Once a target site is identified, the camera could zoom in and the rover could move in for a closer look, eventually analyzing the rock at the microscopic level.
“You get the context from seeing the larger picture, and then you can focus down to the specific details,” said Victor Baker, regents’ professor in the department of hydrology and water resources and joint professor in the department of planetary sciences and the department of geosciences.
A small, bowl-shaped attachment on the camera can be used to keep out external light, while infrared and ultraviolet rays illuminate the rock. The light that is reflected back can be analyzed to determine the rock’s composition and look for evidence of microbial life, Fink said.

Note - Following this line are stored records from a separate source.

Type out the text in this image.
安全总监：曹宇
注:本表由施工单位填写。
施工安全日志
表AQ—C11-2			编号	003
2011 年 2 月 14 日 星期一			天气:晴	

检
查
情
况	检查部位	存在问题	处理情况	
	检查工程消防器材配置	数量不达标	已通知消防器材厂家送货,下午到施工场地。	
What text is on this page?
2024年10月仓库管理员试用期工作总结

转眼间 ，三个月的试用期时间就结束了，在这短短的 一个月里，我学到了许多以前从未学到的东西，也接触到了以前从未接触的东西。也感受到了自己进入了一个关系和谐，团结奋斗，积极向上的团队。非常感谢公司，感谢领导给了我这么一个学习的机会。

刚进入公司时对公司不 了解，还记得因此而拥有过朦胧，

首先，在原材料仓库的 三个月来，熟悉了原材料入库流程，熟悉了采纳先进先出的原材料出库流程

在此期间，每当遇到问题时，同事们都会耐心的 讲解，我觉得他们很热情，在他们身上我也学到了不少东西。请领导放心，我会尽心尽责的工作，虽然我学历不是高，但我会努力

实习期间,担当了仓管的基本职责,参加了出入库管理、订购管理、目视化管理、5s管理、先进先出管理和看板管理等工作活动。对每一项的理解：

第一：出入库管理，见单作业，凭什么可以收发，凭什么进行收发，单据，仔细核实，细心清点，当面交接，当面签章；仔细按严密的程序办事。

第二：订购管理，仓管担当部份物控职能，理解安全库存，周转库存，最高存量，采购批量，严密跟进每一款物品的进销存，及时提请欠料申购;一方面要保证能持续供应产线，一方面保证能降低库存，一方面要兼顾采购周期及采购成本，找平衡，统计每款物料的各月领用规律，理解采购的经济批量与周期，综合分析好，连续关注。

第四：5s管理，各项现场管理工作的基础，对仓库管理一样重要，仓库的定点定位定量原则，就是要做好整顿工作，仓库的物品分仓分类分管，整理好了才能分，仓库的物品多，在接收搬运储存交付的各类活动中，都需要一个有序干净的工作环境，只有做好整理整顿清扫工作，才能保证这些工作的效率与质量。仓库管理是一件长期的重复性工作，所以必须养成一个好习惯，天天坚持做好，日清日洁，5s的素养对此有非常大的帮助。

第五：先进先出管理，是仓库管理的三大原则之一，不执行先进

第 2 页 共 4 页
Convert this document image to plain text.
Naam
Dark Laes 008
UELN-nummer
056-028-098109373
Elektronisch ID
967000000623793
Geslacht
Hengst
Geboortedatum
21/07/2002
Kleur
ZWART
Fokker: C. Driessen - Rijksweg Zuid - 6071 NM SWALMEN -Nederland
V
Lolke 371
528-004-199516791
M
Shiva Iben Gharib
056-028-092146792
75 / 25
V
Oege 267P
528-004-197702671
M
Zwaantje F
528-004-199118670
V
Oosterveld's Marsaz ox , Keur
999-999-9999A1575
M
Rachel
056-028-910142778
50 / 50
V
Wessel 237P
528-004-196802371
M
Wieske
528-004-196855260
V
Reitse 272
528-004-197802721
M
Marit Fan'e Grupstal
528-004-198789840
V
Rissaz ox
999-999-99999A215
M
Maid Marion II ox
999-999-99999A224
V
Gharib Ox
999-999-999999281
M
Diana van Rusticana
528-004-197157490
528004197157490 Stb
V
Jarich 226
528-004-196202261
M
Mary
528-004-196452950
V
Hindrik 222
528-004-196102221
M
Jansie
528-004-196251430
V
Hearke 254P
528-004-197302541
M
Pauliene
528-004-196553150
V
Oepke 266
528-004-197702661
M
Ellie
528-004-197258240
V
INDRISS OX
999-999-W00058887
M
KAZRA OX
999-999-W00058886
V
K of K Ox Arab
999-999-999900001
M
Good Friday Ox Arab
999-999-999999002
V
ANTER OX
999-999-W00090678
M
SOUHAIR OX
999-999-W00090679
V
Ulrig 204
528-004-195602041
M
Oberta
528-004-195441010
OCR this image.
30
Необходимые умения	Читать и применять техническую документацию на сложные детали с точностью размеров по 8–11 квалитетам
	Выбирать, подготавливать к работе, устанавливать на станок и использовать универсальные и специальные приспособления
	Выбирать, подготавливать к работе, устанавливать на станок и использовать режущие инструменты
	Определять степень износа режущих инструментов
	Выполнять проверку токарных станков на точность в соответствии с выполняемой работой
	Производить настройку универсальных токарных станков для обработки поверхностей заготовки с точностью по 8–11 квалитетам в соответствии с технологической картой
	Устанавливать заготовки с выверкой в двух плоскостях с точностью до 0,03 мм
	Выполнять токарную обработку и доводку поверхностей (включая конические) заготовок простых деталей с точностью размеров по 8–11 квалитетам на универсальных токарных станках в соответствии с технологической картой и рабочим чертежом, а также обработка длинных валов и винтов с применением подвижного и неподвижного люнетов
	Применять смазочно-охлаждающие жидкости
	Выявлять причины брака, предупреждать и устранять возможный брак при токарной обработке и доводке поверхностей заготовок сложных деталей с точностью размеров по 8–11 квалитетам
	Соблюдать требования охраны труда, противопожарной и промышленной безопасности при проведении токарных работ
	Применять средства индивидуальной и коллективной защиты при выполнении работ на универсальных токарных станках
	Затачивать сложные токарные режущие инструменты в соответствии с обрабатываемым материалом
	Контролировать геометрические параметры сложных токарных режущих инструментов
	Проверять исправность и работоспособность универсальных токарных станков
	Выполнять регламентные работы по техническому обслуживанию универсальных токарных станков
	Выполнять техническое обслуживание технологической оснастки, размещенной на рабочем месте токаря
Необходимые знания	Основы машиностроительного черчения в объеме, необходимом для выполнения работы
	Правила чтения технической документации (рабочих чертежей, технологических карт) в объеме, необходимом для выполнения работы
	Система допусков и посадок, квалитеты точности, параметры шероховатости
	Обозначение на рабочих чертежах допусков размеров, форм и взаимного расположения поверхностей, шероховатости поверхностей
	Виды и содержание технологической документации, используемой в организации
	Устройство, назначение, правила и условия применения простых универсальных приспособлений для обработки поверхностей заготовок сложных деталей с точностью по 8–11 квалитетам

Although temperature swings and the bombardment of radiation on the surface of Mars make it an unlikely place to facilitate life, there could be microscopic organisms living just beneath the surface of the rocks, said Henry Sun, assistant research professor for the Desert Research Institute in Las Vegas, Nev.
“Mars is a very hostile place,” Sun said. “You can’t expect to find life everywhere.”
While the souped-up point-and-shoot cost roughly $1,000 dollars to create, Fink said it will take substantial funding to upgrade the design to NASA-quality specifications. But in the meantime, he said that he is proud of his multi-tasking imager, which he likens to a decathlete.
“It’s not the world champion in one discipline,” he said, “but it’s good across many disciplines … and we’re excited about it.”